Description of shaft-hub connections

REXS has also been extended to include the general description of shaft-hub connections. The main focus is on geometric descriptions and defining standard load capacity attributes. 
The following methods are available:

 

Table 1: Available descriptions for shaft-hub connections
Machine element Geometry Load carrying capacity
Interference fits - DIN 7190, DIN 743
Feather key connections DIN 6885 DIN 6892, DIN 743
Involute splines DIN 5480 -

Load capacity analysis according to FKM

The FKM Guideline includes verification of structural durability according to the current state of research. In contrast to DIN 743, the FKM Guideline can be used for any component, and with nominal or locally-solved stresses. Modeling in REXS is performed using a so-called FKM evaluation point, which is associated with existing components via an assembly relation. Components can be associated with notches, shaft-hub connections, and FE assemblies.

BASE64 encoding

BASE64 encoding has become the standard for efficiently transporting large amounts of data. Libraries for encoding and decoding are available for various programming languages. As of version 1.4, REXS can encode Base64 data. This can reduce file size by up to 75% and write and read times by up to 80%.

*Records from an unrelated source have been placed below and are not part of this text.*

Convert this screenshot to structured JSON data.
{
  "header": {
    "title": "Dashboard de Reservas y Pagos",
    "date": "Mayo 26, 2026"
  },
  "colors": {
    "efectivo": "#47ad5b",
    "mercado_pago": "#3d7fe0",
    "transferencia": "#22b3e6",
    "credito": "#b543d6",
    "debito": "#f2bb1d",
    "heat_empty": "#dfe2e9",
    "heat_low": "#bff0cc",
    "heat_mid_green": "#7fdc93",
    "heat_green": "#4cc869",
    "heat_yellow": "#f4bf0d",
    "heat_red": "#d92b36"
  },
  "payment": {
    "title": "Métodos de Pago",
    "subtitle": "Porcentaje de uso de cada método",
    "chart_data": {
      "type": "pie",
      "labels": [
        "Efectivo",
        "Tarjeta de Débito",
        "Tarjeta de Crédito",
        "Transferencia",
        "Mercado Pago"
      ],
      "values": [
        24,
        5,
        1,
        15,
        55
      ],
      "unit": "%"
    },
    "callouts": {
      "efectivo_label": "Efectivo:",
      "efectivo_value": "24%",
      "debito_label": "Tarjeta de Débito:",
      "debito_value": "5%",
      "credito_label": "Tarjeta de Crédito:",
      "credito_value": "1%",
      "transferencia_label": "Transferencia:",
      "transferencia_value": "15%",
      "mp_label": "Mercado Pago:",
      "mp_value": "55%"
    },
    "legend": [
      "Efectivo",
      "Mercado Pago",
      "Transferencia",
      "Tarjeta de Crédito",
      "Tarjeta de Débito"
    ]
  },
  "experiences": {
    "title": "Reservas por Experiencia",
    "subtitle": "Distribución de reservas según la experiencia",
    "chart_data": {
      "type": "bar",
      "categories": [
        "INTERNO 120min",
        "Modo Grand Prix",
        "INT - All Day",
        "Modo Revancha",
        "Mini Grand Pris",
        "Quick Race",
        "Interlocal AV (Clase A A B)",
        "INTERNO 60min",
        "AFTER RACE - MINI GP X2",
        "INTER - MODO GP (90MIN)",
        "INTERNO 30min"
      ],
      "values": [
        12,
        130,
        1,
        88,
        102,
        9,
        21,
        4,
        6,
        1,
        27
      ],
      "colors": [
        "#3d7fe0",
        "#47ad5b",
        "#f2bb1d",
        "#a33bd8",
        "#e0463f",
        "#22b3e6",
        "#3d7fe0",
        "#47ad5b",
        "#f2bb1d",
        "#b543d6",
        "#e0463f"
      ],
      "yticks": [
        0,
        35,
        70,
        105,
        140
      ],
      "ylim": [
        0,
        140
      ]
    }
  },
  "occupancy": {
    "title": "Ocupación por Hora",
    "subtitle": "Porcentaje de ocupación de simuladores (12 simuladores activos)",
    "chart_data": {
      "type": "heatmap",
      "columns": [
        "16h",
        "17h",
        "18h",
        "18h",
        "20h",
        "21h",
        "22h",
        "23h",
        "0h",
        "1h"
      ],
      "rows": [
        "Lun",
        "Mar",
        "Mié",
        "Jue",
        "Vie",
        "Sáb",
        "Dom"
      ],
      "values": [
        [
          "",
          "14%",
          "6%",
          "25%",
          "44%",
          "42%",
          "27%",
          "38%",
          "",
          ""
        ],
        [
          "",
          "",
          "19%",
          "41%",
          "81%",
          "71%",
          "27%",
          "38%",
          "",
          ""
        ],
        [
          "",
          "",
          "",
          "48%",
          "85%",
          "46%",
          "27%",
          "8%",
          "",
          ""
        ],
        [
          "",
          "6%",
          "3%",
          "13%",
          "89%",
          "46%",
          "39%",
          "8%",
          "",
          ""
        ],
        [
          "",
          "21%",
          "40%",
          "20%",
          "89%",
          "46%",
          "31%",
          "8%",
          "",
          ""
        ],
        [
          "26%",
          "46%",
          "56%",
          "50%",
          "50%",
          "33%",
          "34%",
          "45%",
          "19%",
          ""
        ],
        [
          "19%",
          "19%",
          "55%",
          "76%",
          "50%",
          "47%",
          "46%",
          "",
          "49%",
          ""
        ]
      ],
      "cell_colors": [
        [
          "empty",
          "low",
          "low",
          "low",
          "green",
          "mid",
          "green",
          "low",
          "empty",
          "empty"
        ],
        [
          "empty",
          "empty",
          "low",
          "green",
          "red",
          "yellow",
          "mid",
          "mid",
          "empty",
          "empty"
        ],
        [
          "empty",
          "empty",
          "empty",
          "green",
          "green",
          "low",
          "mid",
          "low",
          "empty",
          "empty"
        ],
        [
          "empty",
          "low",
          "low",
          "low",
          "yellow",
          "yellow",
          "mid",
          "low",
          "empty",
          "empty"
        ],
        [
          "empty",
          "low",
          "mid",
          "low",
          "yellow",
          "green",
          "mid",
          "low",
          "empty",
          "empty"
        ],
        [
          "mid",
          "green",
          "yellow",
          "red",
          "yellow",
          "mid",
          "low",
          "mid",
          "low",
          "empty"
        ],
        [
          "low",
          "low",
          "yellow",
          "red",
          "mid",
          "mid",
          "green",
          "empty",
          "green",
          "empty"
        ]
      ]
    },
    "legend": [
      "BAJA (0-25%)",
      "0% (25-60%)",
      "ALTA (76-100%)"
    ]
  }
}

REXS in commercial and in-house software tools

REXS is already used by a large number of CAE tools. The FVA-Workbench simulation software supports import and export of all REXS versions. With the release of the FVA-Workbench version 7.0, REXS 1.4 is also supported.

“With REXS 1.4, the FVA-Workbench is a data donor for digital twins in drive system development.” Norbert Haefke, Managing Director of FVA GmbH

The REXS interface is not only used in commercial calculation programs. Drive manufacturers such as ZF Friedrichshafen AG are also basing their in-house calculation landscape on the open standard for automated calculations.

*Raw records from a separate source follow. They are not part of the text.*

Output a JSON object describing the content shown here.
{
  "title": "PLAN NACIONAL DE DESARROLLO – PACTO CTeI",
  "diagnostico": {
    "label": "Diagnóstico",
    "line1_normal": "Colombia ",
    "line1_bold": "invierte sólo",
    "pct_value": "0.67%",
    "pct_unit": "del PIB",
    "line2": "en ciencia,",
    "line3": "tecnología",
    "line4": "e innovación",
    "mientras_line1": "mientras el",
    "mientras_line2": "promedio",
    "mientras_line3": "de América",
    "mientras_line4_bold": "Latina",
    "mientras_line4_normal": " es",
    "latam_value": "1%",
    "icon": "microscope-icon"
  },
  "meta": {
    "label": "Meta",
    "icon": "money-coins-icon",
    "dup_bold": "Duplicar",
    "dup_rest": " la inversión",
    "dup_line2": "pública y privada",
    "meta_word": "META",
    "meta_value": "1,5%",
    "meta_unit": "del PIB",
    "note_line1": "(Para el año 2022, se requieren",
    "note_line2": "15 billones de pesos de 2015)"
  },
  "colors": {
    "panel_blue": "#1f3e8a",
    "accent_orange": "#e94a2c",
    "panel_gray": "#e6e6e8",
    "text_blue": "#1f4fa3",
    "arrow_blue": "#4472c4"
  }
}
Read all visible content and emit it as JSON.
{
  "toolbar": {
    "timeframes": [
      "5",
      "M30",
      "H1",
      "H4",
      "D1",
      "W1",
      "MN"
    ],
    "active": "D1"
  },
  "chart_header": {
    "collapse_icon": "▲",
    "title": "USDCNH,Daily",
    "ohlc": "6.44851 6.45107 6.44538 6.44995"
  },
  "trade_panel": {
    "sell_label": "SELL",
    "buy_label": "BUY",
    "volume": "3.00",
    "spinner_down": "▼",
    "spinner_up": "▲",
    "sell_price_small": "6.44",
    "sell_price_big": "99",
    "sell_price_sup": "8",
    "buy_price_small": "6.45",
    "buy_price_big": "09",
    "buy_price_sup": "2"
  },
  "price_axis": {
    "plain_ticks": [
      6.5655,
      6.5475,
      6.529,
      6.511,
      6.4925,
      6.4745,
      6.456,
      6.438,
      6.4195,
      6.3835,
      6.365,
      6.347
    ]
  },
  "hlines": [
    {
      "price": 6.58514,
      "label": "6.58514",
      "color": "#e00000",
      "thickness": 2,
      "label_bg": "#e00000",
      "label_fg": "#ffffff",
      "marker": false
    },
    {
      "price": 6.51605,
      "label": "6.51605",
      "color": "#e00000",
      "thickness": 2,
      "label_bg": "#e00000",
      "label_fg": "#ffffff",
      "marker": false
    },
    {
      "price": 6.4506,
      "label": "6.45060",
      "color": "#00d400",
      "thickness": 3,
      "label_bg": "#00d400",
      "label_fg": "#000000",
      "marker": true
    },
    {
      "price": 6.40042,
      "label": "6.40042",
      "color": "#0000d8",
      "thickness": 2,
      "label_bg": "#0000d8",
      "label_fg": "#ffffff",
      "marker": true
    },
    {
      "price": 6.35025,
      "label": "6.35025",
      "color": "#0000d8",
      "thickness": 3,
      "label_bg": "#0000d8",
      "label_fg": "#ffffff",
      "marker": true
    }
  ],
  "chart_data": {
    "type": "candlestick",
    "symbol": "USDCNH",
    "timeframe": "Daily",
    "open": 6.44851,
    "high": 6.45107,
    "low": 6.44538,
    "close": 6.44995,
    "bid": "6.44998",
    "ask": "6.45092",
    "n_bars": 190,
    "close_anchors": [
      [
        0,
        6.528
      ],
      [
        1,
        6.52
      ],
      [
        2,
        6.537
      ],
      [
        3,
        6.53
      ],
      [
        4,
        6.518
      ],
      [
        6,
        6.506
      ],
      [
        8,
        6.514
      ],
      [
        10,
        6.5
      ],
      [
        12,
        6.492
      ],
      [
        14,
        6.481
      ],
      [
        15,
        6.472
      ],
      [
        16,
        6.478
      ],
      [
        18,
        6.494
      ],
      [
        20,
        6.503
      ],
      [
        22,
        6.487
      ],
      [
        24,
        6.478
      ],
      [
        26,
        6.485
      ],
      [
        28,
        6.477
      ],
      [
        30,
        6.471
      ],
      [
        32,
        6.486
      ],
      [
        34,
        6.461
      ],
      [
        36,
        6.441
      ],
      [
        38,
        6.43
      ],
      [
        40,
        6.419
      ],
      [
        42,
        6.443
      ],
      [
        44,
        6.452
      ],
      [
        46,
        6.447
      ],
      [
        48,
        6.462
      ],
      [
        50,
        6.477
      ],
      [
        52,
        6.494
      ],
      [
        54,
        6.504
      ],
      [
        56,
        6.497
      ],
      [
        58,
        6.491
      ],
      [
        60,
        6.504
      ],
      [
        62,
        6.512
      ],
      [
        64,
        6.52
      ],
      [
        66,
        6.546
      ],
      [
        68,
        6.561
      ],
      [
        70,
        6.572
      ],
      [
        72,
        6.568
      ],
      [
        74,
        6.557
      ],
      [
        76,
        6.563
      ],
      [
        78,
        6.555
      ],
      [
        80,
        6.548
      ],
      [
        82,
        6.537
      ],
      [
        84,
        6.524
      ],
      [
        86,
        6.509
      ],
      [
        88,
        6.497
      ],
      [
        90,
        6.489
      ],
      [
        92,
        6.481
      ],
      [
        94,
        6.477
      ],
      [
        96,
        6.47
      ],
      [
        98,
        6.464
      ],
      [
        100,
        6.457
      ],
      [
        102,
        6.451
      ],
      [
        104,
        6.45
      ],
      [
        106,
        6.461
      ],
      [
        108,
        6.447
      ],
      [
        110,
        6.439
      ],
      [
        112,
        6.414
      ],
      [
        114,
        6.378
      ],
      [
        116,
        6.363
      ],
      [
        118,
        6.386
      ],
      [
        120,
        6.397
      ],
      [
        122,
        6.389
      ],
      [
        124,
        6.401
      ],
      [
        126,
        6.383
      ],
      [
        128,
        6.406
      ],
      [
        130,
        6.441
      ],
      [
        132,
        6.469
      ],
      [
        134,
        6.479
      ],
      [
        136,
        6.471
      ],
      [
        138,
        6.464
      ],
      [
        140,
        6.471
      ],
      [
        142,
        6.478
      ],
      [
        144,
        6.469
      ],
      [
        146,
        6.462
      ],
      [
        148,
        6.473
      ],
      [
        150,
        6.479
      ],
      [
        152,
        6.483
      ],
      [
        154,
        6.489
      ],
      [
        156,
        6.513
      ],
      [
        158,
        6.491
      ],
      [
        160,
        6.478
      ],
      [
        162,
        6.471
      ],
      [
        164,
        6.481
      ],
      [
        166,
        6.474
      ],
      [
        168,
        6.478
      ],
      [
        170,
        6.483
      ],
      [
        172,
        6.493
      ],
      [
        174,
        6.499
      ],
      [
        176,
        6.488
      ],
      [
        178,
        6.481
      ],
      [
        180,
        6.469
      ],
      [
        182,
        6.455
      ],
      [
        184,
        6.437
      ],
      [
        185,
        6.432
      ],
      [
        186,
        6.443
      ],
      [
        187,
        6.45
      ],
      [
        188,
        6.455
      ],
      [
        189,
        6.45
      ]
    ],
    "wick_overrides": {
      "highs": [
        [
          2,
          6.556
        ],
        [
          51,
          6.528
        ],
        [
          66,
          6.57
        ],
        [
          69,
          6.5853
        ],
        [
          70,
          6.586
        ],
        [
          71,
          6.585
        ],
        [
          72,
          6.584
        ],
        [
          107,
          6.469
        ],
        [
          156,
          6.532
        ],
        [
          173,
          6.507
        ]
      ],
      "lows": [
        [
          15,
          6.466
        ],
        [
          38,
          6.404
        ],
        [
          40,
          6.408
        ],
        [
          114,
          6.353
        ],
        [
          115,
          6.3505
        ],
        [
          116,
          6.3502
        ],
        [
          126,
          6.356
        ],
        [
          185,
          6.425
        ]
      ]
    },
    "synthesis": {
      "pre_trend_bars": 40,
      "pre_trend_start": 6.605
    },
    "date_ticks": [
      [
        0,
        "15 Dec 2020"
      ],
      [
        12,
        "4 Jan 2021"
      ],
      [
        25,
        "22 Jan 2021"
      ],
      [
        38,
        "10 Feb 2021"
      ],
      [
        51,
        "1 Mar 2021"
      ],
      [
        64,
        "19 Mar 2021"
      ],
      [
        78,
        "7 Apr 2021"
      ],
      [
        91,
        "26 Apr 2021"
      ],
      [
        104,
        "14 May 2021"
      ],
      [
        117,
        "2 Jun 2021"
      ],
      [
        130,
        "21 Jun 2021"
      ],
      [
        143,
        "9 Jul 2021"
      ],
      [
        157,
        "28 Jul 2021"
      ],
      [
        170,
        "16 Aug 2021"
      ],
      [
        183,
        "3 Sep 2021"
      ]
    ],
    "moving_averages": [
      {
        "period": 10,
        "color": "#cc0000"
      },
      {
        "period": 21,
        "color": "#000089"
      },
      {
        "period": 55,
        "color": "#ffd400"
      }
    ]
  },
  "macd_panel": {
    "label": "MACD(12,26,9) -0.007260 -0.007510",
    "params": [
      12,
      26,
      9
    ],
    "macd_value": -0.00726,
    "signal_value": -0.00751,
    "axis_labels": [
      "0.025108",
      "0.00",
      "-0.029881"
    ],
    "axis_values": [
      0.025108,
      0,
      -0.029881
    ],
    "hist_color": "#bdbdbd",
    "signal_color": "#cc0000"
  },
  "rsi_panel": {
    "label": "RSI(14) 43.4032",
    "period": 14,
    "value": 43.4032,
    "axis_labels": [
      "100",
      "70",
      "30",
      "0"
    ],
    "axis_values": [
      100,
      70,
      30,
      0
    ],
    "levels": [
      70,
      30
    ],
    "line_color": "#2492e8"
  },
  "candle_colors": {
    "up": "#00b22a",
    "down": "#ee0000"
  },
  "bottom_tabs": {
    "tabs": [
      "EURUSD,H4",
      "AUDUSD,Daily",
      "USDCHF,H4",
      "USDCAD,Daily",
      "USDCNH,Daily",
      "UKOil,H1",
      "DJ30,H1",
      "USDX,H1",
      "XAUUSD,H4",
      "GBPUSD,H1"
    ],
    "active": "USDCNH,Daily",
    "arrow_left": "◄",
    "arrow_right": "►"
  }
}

“REXS enables us to uniformly describe and process drivetrains and components from multiple internal tools. This also creates synergies for us; for example, with the FVA-Workbench.” Klemens Humm, Head of Gear Development, ZF Friedrichshafen AG

Exchanging data between software tools

The following videos are impressive demonstrations of how the standard can be used to exchange gear data between calculation programs. All geometric data is included when transferring data between the FVA-Workbench and AVL EXCITE™. Calculations can continue directly in the new program without specifying the same data over again.

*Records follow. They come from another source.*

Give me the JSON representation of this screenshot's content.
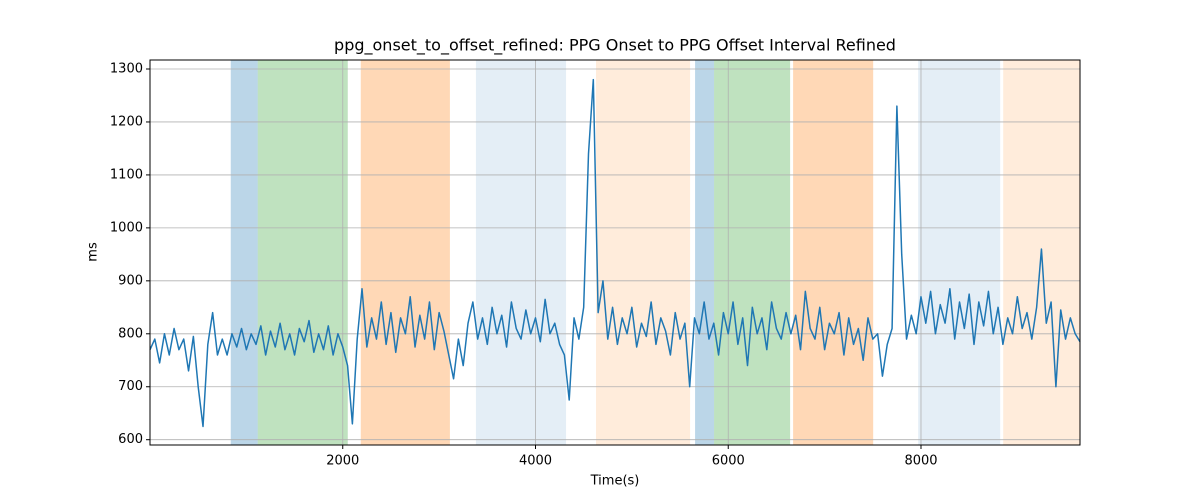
{
  "chart_data": {
    "type": "line",
    "title": "ppg_onset_to_offset_refined: PPG Onset to PPG Offset Interval Refined",
    "x_label": "Time(s)",
    "y_label": "ms",
    "xlim": [
      0,
      9650
    ],
    "ylim": [
      590,
      1317
    ],
    "xticks": [
      2000,
      4000,
      6000,
      8000
    ],
    "yticks": [
      600,
      700,
      800,
      900,
      1000,
      1100,
      1200,
      1300
    ],
    "grid": true,
    "spans": [
      {
        "start": 838,
        "end": 1118,
        "color": "#1f77b44d"
      },
      {
        "start": 1118,
        "end": 2052,
        "color": "#2ca02c4d"
      },
      {
        "start": 2187,
        "end": 3112,
        "color": "#ff7f0e4d"
      },
      {
        "start": 3382,
        "end": 4317,
        "color": "#1f77b41f"
      },
      {
        "start": 4628,
        "end": 5604,
        "color": "#ff7f0e26"
      },
      {
        "start": 5656,
        "end": 5853,
        "color": "#1f77b44d"
      },
      {
        "start": 5853,
        "end": 6642,
        "color": "#2ca02c4d"
      },
      {
        "start": 6673,
        "end": 7504,
        "color": "#ff7f0e4d"
      },
      {
        "start": 7971,
        "end": 8822,
        "color": "#1f77b41f"
      },
      {
        "start": 8853,
        "end": 9650,
        "color": "#ff7f0e26"
      }
    ],
    "x": [
      0,
      50,
      100,
      150,
      200,
      250,
      300,
      350,
      400,
      450,
      500,
      550,
      600,
      650,
      700,
      750,
      800,
      850,
      900,
      950,
      1000,
      1050,
      1100,
      1150,
      1200,
      1250,
      1300,
      1350,
      1400,
      1450,
      1500,
      1550,
      1600,
      1650,
      1700,
      1750,
      1800,
      1850,
      1900,
      1950,
      2000,
      2050,
      2100,
      2150,
      2200,
      2250,
      2300,
      2350,
      2400,
      2450,
      2500,
      2550,
      2600,
      2650,
      2700,
      2750,
      2800,
      2850,
      2900,
      2950,
      3000,
      3050,
      3100,
      3150,
      3200,
      3250,
      3300,
      3350,
      3400,
      3450,
      3500,
      3550,
      3600,
      3650,
      3700,
      3750,
      3800,
      3850,
      3900,
      3950,
      4000,
      4050,
      4100,
      4150,
      4200,
      4250,
      4300,
      4350,
      4400,
      4450,
      4500,
      4550,
      4600,
      4650,
      4700,
      4750,
      4800,
      4850,
      4900,
      4950,
      5000,
      5050,
      5100,
      5150,
      5200,
      5250,
      5300,
      5350,
      5400,
      5450,
      5500,
      5550,
      5600,
      5650,
      5700,
      5750,
      5800,
      5850,
      5900,
      5950,
      6000,
      6050,
      6100,
      6150,
      6200,
      6250,
      6300,
      6350,
      6400,
      6450,
      6500,
      6550,
      6600,
      6650,
      6700,
      6750,
      6800,
      6850,
      6900,
      6950,
      7000,
      7050,
      7100,
      7150,
      7200,
      7250,
      7300,
      7350,
      7400,
      7450,
      7500,
      7550,
      7600,
      7650,
      7700,
      7750,
      7800,
      7850,
      7900,
      7950,
      8000,
      8050,
      8100,
      8150,
      8200,
      8250,
      8300,
      8350,
      8400,
      8450,
      8500,
      8550,
      8600,
      8650,
      8700,
      8750,
      8800,
      8850,
      8900,
      8950,
      9000,
      9050,
      9100,
      9150,
      9200,
      9250,
      9300,
      9350,
      9400,
      9450,
      9500,
      9550,
      9600,
      9650
    ],
    "series": [
      {
        "color": "#1f77b4",
        "values": [
          770,
          790,
          745,
          800,
          760,
          810,
          770,
          790,
          730,
          795,
          700,
          625,
          780,
          840,
          760,
          790,
          760,
          800,
          775,
          810,
          770,
          800,
          780,
          815,
          760,
          805,
          775,
          820,
          770,
          800,
          760,
          810,
          785,
          825,
          765,
          800,
          770,
          815,
          760,
          800,
          775,
          740,
          630,
          790,
          885,
          775,
          830,
          790,
          860,
          780,
          840,
          765,
          830,
          800,
          870,
          775,
          835,
          790,
          860,
          770,
          840,
          805,
          760,
          715,
          790,
          740,
          820,
          860,
          790,
          830,
          780,
          850,
          800,
          835,
          775,
          860,
          810,
          790,
          845,
          800,
          830,
          785,
          865,
          800,
          820,
          780,
          760,
          675,
          830,
          790,
          850,
          1140,
          1280,
          840,
          900,
          790,
          850,
          780,
          830,
          800,
          850,
          775,
          820,
          795,
          860,
          780,
          830,
          805,
          760,
          840,
          790,
          820,
          700,
          830,
          800,
          860,
          790,
          820,
          760,
          840,
          800,
          860,
          780,
          830,
          740,
          850,
          800,
          830,
          770,
          860,
          810,
          790,
          840,
          800,
          835,
          770,
          880,
          810,
          790,
          850,
          770,
          820,
          800,
          840,
          760,
          830,
          780,
          810,
          750,
          830,
          790,
          800,
          720,
          780,
          810,
          1230,
          950,
          790,
          835,
          800,
          870,
          820,
          880,
          800,
          855,
          820,
          885,
          790,
          860,
          810,
          875,
          780,
          860,
          815,
          880,
          800,
          850,
          780,
          830,
          800,
          870,
          810,
          840,
          790,
          850,
          960,
          820,
          860,
          700,
          845,
          790,
          830,
          800,
          785
        ]
      }
    ]
  }
}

The requirements of the rolling bearing manufacturer Schaeffler AG played a decisive role in shaping REXS. Furthermore, Schaeffler’s internal calculation software Bearinx also supports REXS as a data interface. REXS enables the simple exchange of Schaeffler models with customers for further processing in Bearinx.

 

For a simple introduction to REXS, sample datasets for version 1.4 are available at www.rexs.info. The free tool can also be used to validate exported datasets. This is an easy way to verify conformity with the specification and ensure that the REXS files can also be used in other programs.

Key takeaways:

  • With the release of version 1.4, REXS creates a comprehensive data model for almost all gearbox development processes.
  • The geometry and load capacity of shaft-hub connections can now be modeled.
  • With generic point clouds, FE meshes can now also be transferred in the REXS data format.
  • With the new option to encode interface files using Base64, large arrays and matrices can be transferred quickly and easily in accordance with the specification.
  • The industry-driven development process ensures that new use cases for REXS are always represented.